A few months ago, I needed a document database for one planned project in Python. I do not know how it happened, but when I was googling, I managed not to notice a single existing solution and came to the conclusion that the only way out was to write my own. Since I wanted to get a working option as quickly as possible, I decided to build on existing relational databases, so as not to suffer from the implementation of storage, search, transactions and such things. In the end, my creation got a decent look, and I decided to write a note about it here - maybe someone else will come in handy.
Where to get
For the most impatient:
The database is designed as a module and requires Python 3 to be used (and to run unit tests, Python 3.1, very good methods have been added there). Immediately I apologize to all Orthodox, who still cannot decide to go even to 2.6 - I, of course, could port my module to 2. *, but I was lazy.
')
As I already said, the module uses a regular relational database as the bottom layer for operation. Currently supported is SQLite (the one that comes with Python) and Postgre 8 (if py-postgresql is installed).
… and what to do with it
I believe that document databases are already familiar to many, so I will be brief. So, the basic concept with us is an object. The object has a unique identifier and a certain amount of data of various types. In my database, the data is a combination of the simplest types - int, float, str, bytes, and None - and the complex types - dict and list. The nesting level is limited only by the relational engine, I will explain the reasons later. The object identifier itself can also be stored in another (or in the same) object. Objects can be created, deleted, and their contents can be changed arbitrarily; and, of course, search for the necessary objects by the specified criteria.

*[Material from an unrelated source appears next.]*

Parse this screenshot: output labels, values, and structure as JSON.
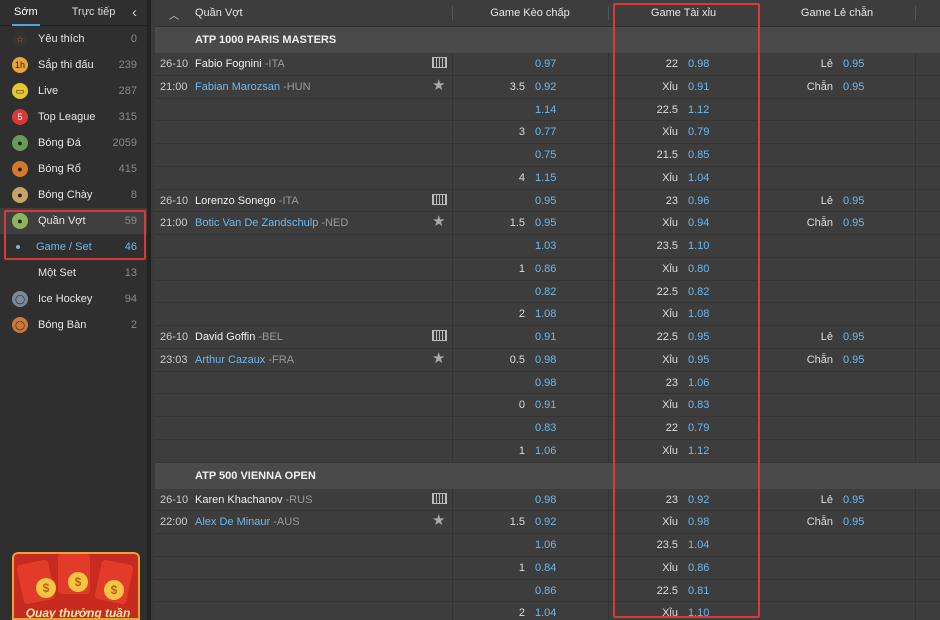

So, suppose you have already downloaded and installed the module. Or even simply presented it - it does not matter. To illustrate the work with the module, I will simply copy here some examples from the documentation (for those who were too lazy to click the link above).
So, connect the module and create a connection. For simplicity, the default relational engine (SQLite) and in-memory database will be used.
>>> import brain
>>> conn = brain.connect(None, None)
Now create a pair of objects. Notice the nested list in the second object.
>>> id1 = conn.create({'a': 1, 'b': 1.345})
>>> id2 = conn.create({'id1': id1, 'list': [1, 2, 'some_value']})
Objects can be read in its entirety or select a specific section. In the second case, the path to the required data is used - just a list, where the string means the key in dict, and the number - the index in the list.
>>> print(conn.read(id1))
{'a': 1, 'b': 1.345}
>>> print(conn.read(id2, ['list']))
[1, 2, 'some_value']
The contents of the object can be changed.
>>> conn.modify(id1, ['a'], 2)
>>> print(conn.read(id1))
{'a': 2, 'b': 1.345}
And finally, the desired object can be found.
>>> import brain.op as op
>>> objs = conn.search(['list', 0], op.EQ, 1)
>>> print(objs == [id2])
True
The condition used is decrypted as “the 0th element of the list that is in the 'dict' key of the root dictionary is 1”.
And it's all?
Not really. For lists, there is a special insert command (which works about the same as the Python equivalent). Objects and their parts can be deleted (including by masks). Search terms can be combined using logical operators. Oh yeah, transactions are still supported, there is a simple RPC server and a caching connection (rather stupid). All this can be found in the documentation.
What's inside?
Inside, it's pretty simple. For each unique path, a table with the corresponding name is created (and paths that differ only in indexes in lists use the same table). For example, for data of the form {'key': [{'key2': 'val'}]], the value of 'val' will be stored in a table with the name "field.TEXT.key..key2" (the empty space between the two points says that the key is a list). In addition, there is one large table in which the fields available to each object and their types are recorded for each object. Thus, if something suddenly goes wrong, then it will be quite possible to restore the data with the available means for working with relational databases.
This results in a restriction on the level of nesting of stored data structures - it all depends on the maximum length of the table name the relational database supports.
So, what is next?
As I said, the existing version of the database is quite sufficient for my purposes. But if suddenly someone thinks that this creation can be useful to someone else, then I will be happy to add the necessary features. And, of course, any constructive criticism of the code / architecture / documentation is welcome.